The Use of the Epithelial Kidney OK Cell Line for Studying the Nephrotoxicity of Anticancer Platinum Coordination Complexes

Abstract

Nephrotoxicity is one of the most important dose-limiting side-effects of cis-diaminedichloroplatinum (II) (cDDP) in humans. Quiescent OK cells grown in hormonally-defined, serum-free medium in the total absence of antibiotics were used to study the in vitro nephrotoxicity of three platinum complexes which produce different renal toxicity in vivo: cDDP, its stereoisomer trans-diaminedichloroplatinum (II) (tDDP), and cis-diamine-1,1-cyclobutane-dicarboxylateplatinUm (II) (CBDCA). The uptake and cytotoxicity of these compounds at concentrations of 3-l,600μM and their impact on DNA and protein synthesis, glucose uptake, Na+-K+-ATPase and succinate dehydrogenase activities, as well as intracellular total glutathione level, were measured. The results showed that the cytotoxicity ranking of these three compounds, assessed by the LDH release method, was not in agreement with their in vivo nephrotoxic potentials (tDDP > cDDP > CBDCA00 in OK cells versus cDDP > CBDCA > tDDP in vivo). cDDP and tDDP showed similar uptakes at all the concentrations studied, which demonstrated that their cytotoxic potential was not directly related to intracellular levels of platinum.

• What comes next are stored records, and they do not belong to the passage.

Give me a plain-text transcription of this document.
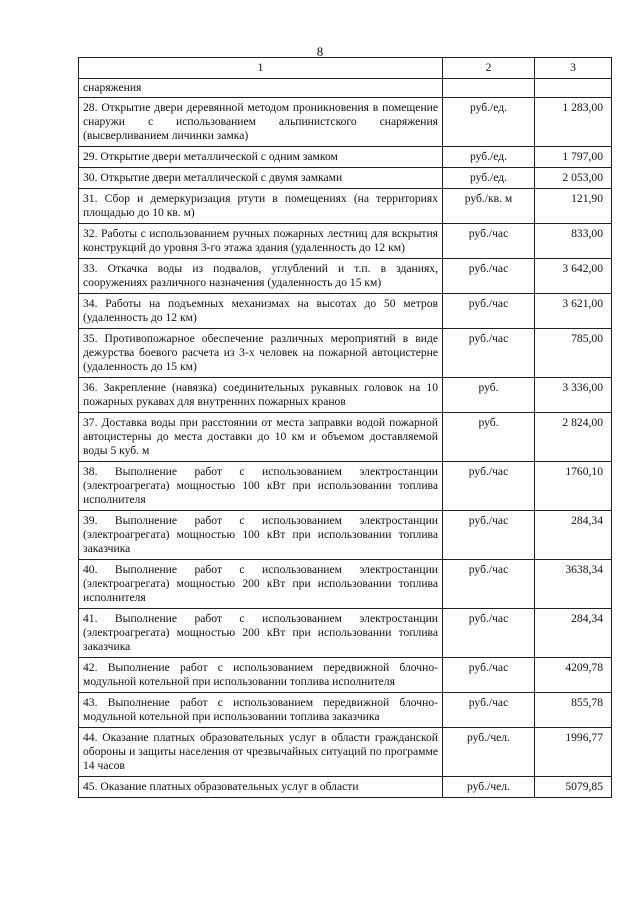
8
1	2	3
снаряжения		
28. Открытие двери деревянной методом проникновения в помещение снаружи с использованием альпинистского снаряжения (высверливанием личинки замка)	руб./ед.	1 283,00
29. Открытие двери металлической с одним замком	руб./ед.	1 797,00
30. Открытие двери металлической с двумя замками	руб./ед.	2 053,00
31. Сбор и демеркуризация ртути в помещениях (на территориях площадью до 10 кв. м)	руб./кв. м	121,90
32. Работы с использованием ручных пожарных лестниц для вскрытия конструкций до уровня 3-го этажа здания (удаленность до 12 км)	руб./час	833,00
33. Откачка воды из подвалов, углублений и т.п. в зданиях, сооружениях различного назначения (удаленность до 15 км)	руб./час	3 642,00
34. Работы на подъемных механизмах на высотах до 50 метров (удаленность до 12 км)	руб./час	3 621,00
35. Противопожарное обеспечение различных мероприятий в виде дежурства боевого расчета из 3-х человек на пожарной автоцистерне (удаленность до 15 км)	руб./час	785,00
36. Закрепление (навязка) соединительных рукавных головок на 10 пожарных рукавах для внутренних пожарных кранов	руб.	3 336,00
37. Доставка воды при расстоянии от места заправки водой пожарной автоцистерны до места доставки до 10 км и объемом доставляемой воды 5 куб. м	руб.	2 824,00
38. Выполнение работ с использованием электростанции (электроагрегата) мощностью 100 кВт при использовании топлива исполнителя	руб./час	1760,10
39. Выполнение работ с использованием электростанции (электроагрегата) мощностью 100 кВт при использовании топлива заказчика	руб./час	284,34
40. Выполнение работ с использованием электростанции (электроагрегата) мощностью 200 кВт при использовании топлива исполнителя	руб./час	3638,34
41. Выполнение работ с использованием электростанции (электроагрегата) мощностью 200 кВт при использовании топлива заказчика	руб./час	284,34
42. Выполнение работ с использованием передвижной блочно-модульной котельной при использовании топлива исполнителя	руб./час	4209,78
43. Выполнение работ с использованием передвижной блочно-модульной котельной при использовании топлива заказчика	руб./час	855,78
44. Оказание платных образовательных услуг в области гражданской обороны и защиты населения от чрезвычайных ситуаций по программе 14 часов	руб./чел.	1996,77
45. Оказание платных образовательных услуг в области	руб./чел.	5079,85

At non-cytotoxic concentrations, both cDDP and CBDCA decreased DNA and protein synthesis and, to a lesser extent, Na+-K+-ATPase activity, whereas no effect on glucose uptake and succinate dehydrogenase activity (a mitochondrial marker enzyme) was observed. Nevertheless, 5–10 times greater concentrations of CBDCA were required to induce effects similar to those induced by cDDP. Our results did not show a rapid and early depletion of intracellular glutathione after exposure to cDDP or CBDCA. tDDP exhibited the characteristics of a non-specific cytotoxic chemical which was unable to markedly inhibit the biochemical and functional parameters studied at non-cytotoxic concentrations. These results underline the key role of the inhibition of synthetic activities in the pathogenesis of cDDP-induced and CBDCA-induced nephrotoxicity in OK cells.